The question is whether this approach is sustainable for a playoff team or if it will inevitably lead to an offensive collapse or an overreliance on the pitching staff.

In 2013, the teams with the seven lowest walks rates in the NL were the Padres, Giants, Cubs, Marlins, Rockies, Phillies and Brewers. All finished under .500; and only the Rockies, playing in Coors Field, scored more runs than the NL average. Of the playoff teams, the Pirates had the lowest walk rate at 7.6 percent.

In 2012, the Brewers actually led the NL in runs scored, despite ranking just 13th in the league with a 7.5 percent walk rate. The Reds had the worst offense of any of the playoff teams and had a walk rate of 7.9 percent.

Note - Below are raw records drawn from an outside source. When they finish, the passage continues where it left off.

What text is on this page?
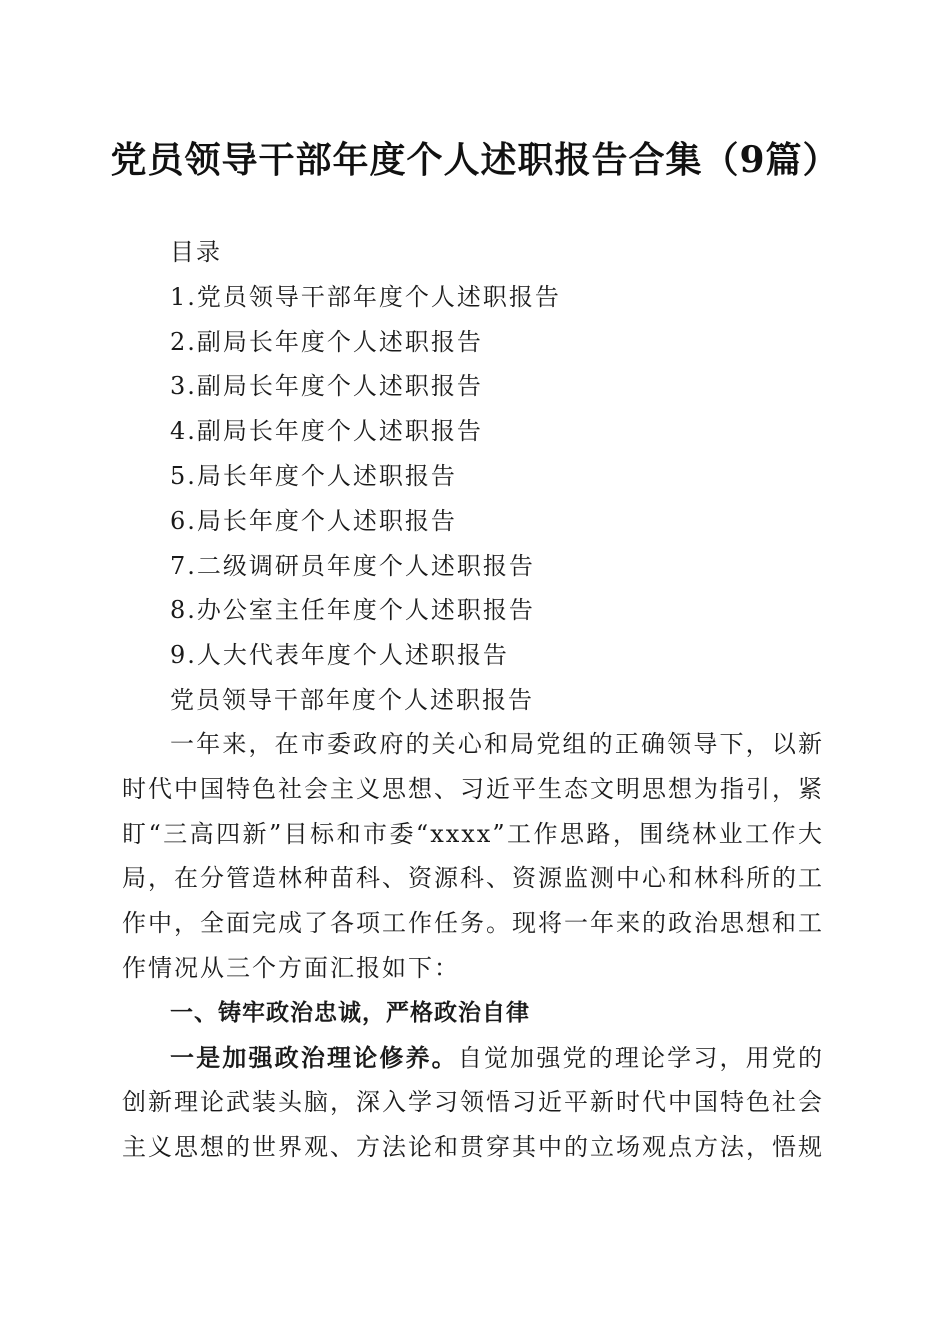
党员领导干部年度个人述职报告合集（9篇）
目录
1.党员领导干部年度个人述职报告
2.副局长年度个人述职报告
3.副局长年度个人述职报告
4.副局长年度个人述职报告
5.局长年度个人述职报告
6.局长年度个人述职报告
7.二级调研员年度个人述职报告
8.办公室主任年度个人述职报告
9.人大代表年度个人述职报告
党员领导干部年度个人述职报告

一年来，在市委政府的关心和局党组的正确领导下，以新时代中国特色社会主义思想、习近平生态文明思想为指引，紧盯“三高四新”目标和市委“xxxx”工作思路，围绕林业工作大局，在分管造林种苗科、资源科、资源监测中心和林科所的工作中，全面完成了各项工作任务。现将一年来的政治思想和工作情况从三个方面汇报如下：

一、铸牢政治忠诚，严格政治自律

一是加强政治理论修养。自觉加强党的理论学习，用党的创新理论武装头脑，深入学习领悟习近平新时代中国特色社会主义思想的世界观、方法论和贯穿其中的立场观点方法，悟规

The Brewers won the NL Central in 2011 with a 7.9 percent walk rate, 12th in NL. None of the teams below them in walk rate made the playoffs.

In 2010, the lowest walk rate of the playoff teams was the Giants, who ranked 13th in the NL at 7.9 percent. At 4.30 runs per game, they were just below the NL average of 4.33.

In 2009, the Cardinals ranked 12th in the NL in walk rate (8.6 percent) but still had an offense better than the league average and won the NL Central.

Anyway, you get the idea. You’re not going to have a great offense without drawing some free passes.

Still, as the Brewers run into the inevitable regression from the pitching staff -- Yovani Gallardo has allowed eight runs in six starts despite a low strikeout rate, and the bullpen is 8-2 with a 2.16 ERA -- the offense is going to have to improve. Davis and Segura are the big concerns, as the Brewers traded away Norichika Aoki to clear room for Davis, depleting their outfield depth, and Segura has struggled going back to the second half of last season. Ramirez isn’t going to hit .500 all season with runners in scoring position.

Once you get past Gomez and Braun, there are still a lot of question marks with this lineup. It’s been a great April, but we’ll learn a lot more about the Brewers in May.